Interrompant des études de philosophie, Marie-Jo Faggianelli entre dans la danse par le Dojo. Elle suit les cours de l’américaine Lila Greene grâce à qui elle rencontre le chorégraphe Hideyuki Yano. Dès ses vingt ans, elle danse pour Sidonie Rochon et au cours des années 1980, elle devient l’une des interprètes phares de Karine Saporta, notamment dans Un lien d’azur dans une ville allemande (1984), une œuvre marquante. À une époque où les artistes chorégraphiques inventent une autre manière d’envisager la relation entre la danse et les arts plastiques, notamment en intervenant dans des galerie d’art selon une démarche très proche de la performance.
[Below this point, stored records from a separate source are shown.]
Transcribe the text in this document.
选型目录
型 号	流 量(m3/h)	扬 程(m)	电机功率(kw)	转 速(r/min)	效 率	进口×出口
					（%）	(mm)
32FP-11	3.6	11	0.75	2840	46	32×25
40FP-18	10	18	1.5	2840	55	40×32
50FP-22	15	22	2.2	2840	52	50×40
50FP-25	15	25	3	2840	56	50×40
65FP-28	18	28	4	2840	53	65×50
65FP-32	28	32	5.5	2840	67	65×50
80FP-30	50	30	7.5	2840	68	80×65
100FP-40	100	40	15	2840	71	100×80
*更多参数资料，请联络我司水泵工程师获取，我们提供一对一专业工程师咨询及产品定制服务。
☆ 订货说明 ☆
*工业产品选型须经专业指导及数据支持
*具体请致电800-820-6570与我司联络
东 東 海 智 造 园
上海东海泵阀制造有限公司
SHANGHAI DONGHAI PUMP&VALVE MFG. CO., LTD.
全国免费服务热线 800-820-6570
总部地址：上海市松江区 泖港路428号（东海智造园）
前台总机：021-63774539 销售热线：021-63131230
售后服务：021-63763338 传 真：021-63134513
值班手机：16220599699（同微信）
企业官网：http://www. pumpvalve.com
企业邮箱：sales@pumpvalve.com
À partir de 1993, avec des créations comme Oreiller Slave, Moisson et Un cœur réduit à un point, elle privilégie la poésie et l’intensité intérieure, loin de l’exploit athlétique. En trois pièces, trois tableaux, Marie-Jo Faggianelli ouvre un monde où la matière est souveraine. Une matière qui s’affirme d’emblée avec rudesse : feuilles mortes, fagots, bois tressé… dans un mélange d’art pauvre et de sensualité.

Elle crée dans les années 2000 les pièces … des jardins (2000), Histoire simple (2001), Fragments intimes (2005) et Récits dispersés (2009) notamment. Sa danse, fondée sur la durée et la contemplation, ne cherche pas à éblouir mais à toucher, un art qui résiste à l’éphémère pour s’inscrire durablement dans la mémoire. Elle poursuit en parallèle de ses créations, un travail de recherche et de transmission dans le cadre de résidences artistiques.